Ce mécanisme n’est pas réservé aux artistes. Dans le livre What I Learned Losing a Million Dollars, on découvre l’histoire de Jim Paul, un financier à succès qui se croit doté d’un don pour prédire les marchés. Quand ses positions commencent à mal tourner, il refuse d’avoir tort. Convaincu qu’il a raison, il emprunte de plus en plus pour couvrir ses pertes, jusqu’à la faillite. Dans les deux cas, un succès initial crée une vision d’eux-mêmes qu’ils cherchent à protéger à tout prix, en ignorant les signaux négatifs que le monde leur envoie.

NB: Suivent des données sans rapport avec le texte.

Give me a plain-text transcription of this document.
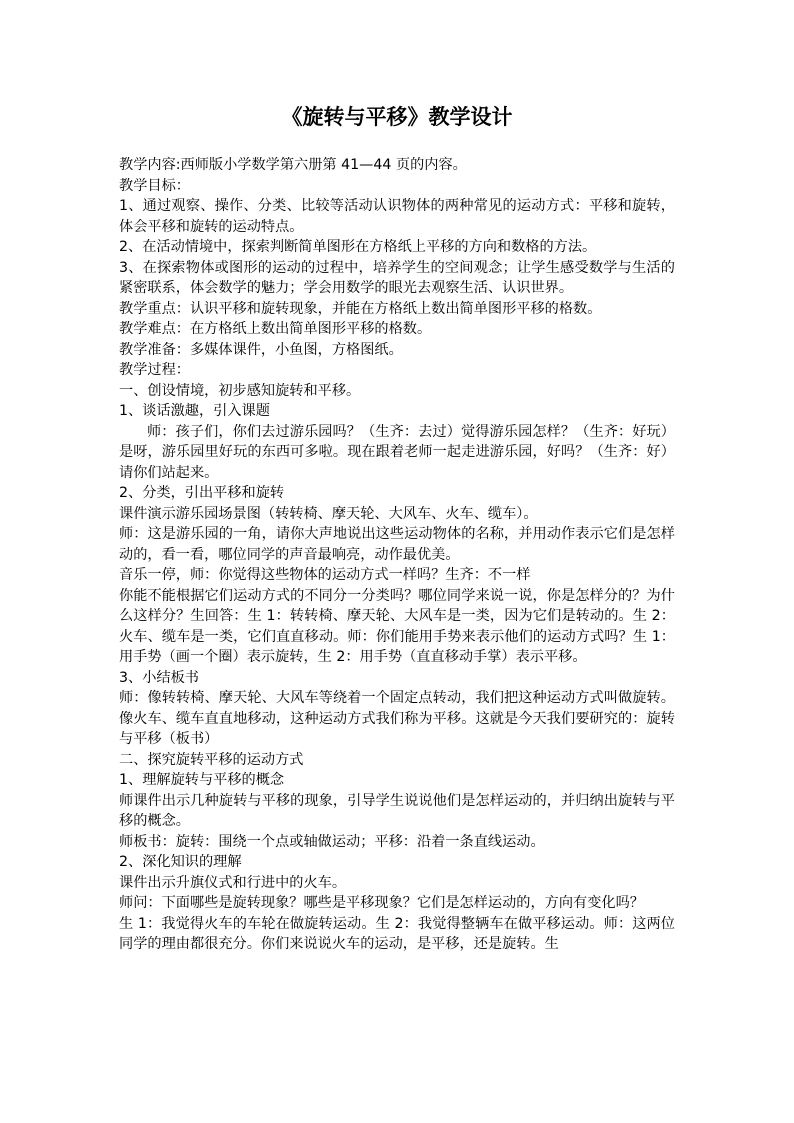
《旋转与平移》教学设计

教学内容:西师版小学数学第六册第 41—44 页的内容。

教学目标：

1、通过观察、操作、分类、比较等活动认识物体的两种常见的运动方式：平移和旋转，体会平移和旋转的运动特点。

2、在活动情境中，探索判断简单图形在方格纸上平移的方向和数格的方法。

3、在探索物体或图形的运动的过程中，培养学生的空间观念；让学生感受数学与生活的紧密联系，体会数学的魅力；学会用数学的眼光去观察生活、认识世界。

教学重点：认识平移和旋转现象，并能在方格纸上数出简单图形平移的格数。

教学难点：在方格纸上数出简单图形平移的格数。

教学准备：多媒体课件，小鱼图，方格图纸。

教学过程：

一、创设情境，初步感知旋转和平移。

1、谈话激趣，引入课题

师：孩子们，你们去过游乐园吗？（生齐：去过）觉得游乐园怎样？（生齐：好玩）是呀，游乐园里好玩的东西可多啦。现在跟着老师一起走进游乐园，好吗？（生齐：好）请你们站起来。

2、分类，引出平移和旋转

课件演示游乐园场景图（转转椅、摩天轮、大风车、火车、缆车）。

师：这是游乐园的一角，请你大声地说出这些运动物体的名称，并用动作表示它们是怎样动的，看一看，哪位同学的声音最响亮，动作最优美。

音乐一停，师：你觉得这些物体的运动方式一样吗？生齐：不一样

你能不能根据它们运动方式的不同分一分类吗？哪位同学来说一说，你是怎样分的？为什么这样分？生回答：生 1：转转椅、摩天轮、大风车是一类，因为它们是转动的。生 2：火车、缆车是一类，它们直直移动。师：你们能用手势来表示他们的运动方式吗？生 1：用手势（画一个圈）表示旋转，生 2：用手势（直直移动手掌）表示平移。

3、小结板书

师：像转转椅、摩天轮、大风车等绕着一个固定点转动，我们把这种运动方式叫做旋转。像火车、缆车直直地移动，这种运动方式我们称为平移。这就是今天我们要研究的：旋转与平移（板书）

二、探究旋转平移的运动方式

1、理解旋转与平移的概念

师课件出示几种旋转与平移的现象，引导学生说说他们是怎样运动的，并归纳出旋转与平移的概念。

师板书：旋转：围绕一个点或轴做运动；平移：沿着一条直线运动。

2、深化知识的理解

课件出示升旗仪式和行进中的火车。

师问：下面哪些是旋转现象？哪些是平移现象？它们是怎样运动的，方向有变化吗？

生 1：我觉得火车的车轮在做旋转运动。生 2：我觉得整辆车在做平移运动。师：这两位同学的理由都很充分。你们来说说火车的运动，是平移，还是旋转。生
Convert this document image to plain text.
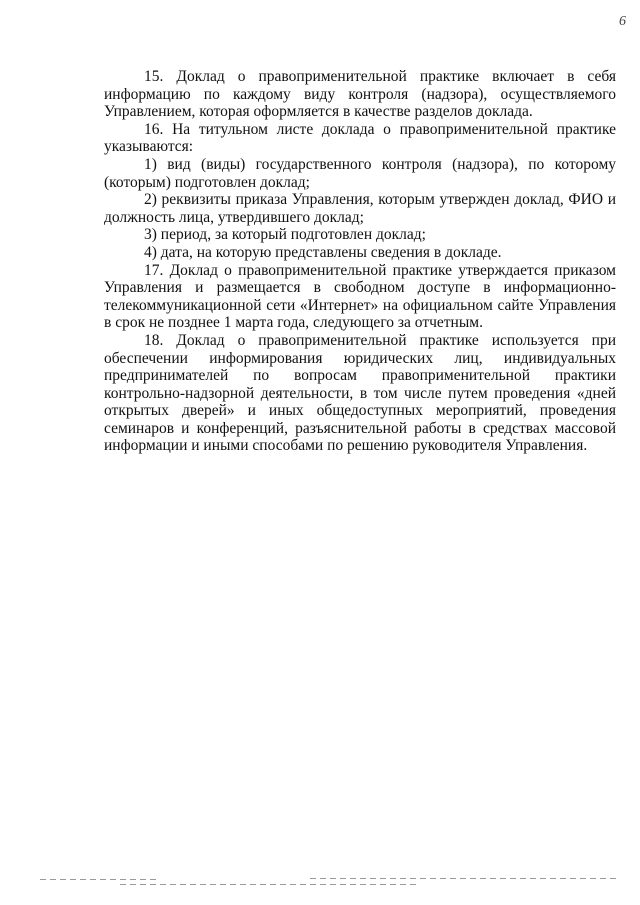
6

15. Доклад о правоприменительной практике включает в себя информацию по каждому виду контроля (надзора), осуществляемого Управлением, которая оформляется в качестве разделов доклада.

16. На титульном листе доклада о правоприменительной практике указываются:

1) вид (виды) государственного контроля (надзора), по которому (которым) подготовлен доклад;

2) реквизиты приказа Управления, которым утвержден доклад, ФИО и должность лица, утвердившего доклад;

3) период, за который подготовлен доклад;

4) дата, на которую представлены сведения в докладе.

17. Доклад о правоприменительной практике утверждается приказом Управления и размещается в свободном доступе в информационно-телекоммуникационной сети «Интернет» на официальном сайте Управления в срок не позднее 1 марта года, следующего за отчетным.

18. Доклад о правоприменительной практике используется при обеспечении информирования юридических лиц, индивидуальных предпринимателей по вопросам правоприменительной практики контрольно-надзорной деятельности, в том числе путем проведения «дней открытых дверей» и иных общедоступных мероприятий, проведения семинаров и конференций, разъяснительной работы в средствах массовой информации и иными способами по решению руководителя Управления.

Comment séparer son ego de ses décisions pour mieux avancer

Ce qui empêche la mise à jour de notre vision du monde, c’est notre ego. Pour les besoins de cet article, définissons l’ego comme votre idée de vous-même. C’est la partie de votre esprit qui cherche à se maintenir à tout prix et résiste aux évolutions, même positives. Un chirurgien esthétique, Maxwell Maltz, a découvert que réparer une imperfection physique ne suffisait souvent pas à guérir un complexe, car l’identité de la personne était liée à ce défaut.

Si vous voulez prendre de meilleures décisions, une bonne étape est de commencer à séparer votre ego de vos décisions.

L’équilibre vie pro-vie perso : une arme secrète pour votre ego

Cela peut paraître étrange, mais un des meilleurs arguments pour un équilibre entre vie pro et vie perso (work-life balance) est lié à l’ego. Les gens qui ont une concentration absolue sur leur travail ont un talon d’Achille majeur : comme leur travail est leur vie, leur ego y est entièrement investi. Ils auront donc beaucoup plus de mal à faire face à l’échec.

Comparez le créateur du calendrier à quelqu’un qui, en plus de son travail, a une vie à côté : il fait du sport, il a des enfants, il préside un club. Son ego est diversifié. Il aura beaucoup plus de facilité à accepter un revers professionnel. L’exemple de Steve Jobs est intéressant : à son retour chez Apple en 1997, après 12 ans d’exil où il a fondé une famille, il semblait moins égomaniaque, plus équilibré et plus apte à accepter quand il avait tort.

Pratiquer la pensée négative pour anticiper les problèmes

Nous vivons dans un monde qui prône la pensée positive. Mais comme on l’a vu, elle comporte des risques. Je voudrais donc vous donner deux exercices concrets pour appliquer le concept de pensée négative de manière constructive.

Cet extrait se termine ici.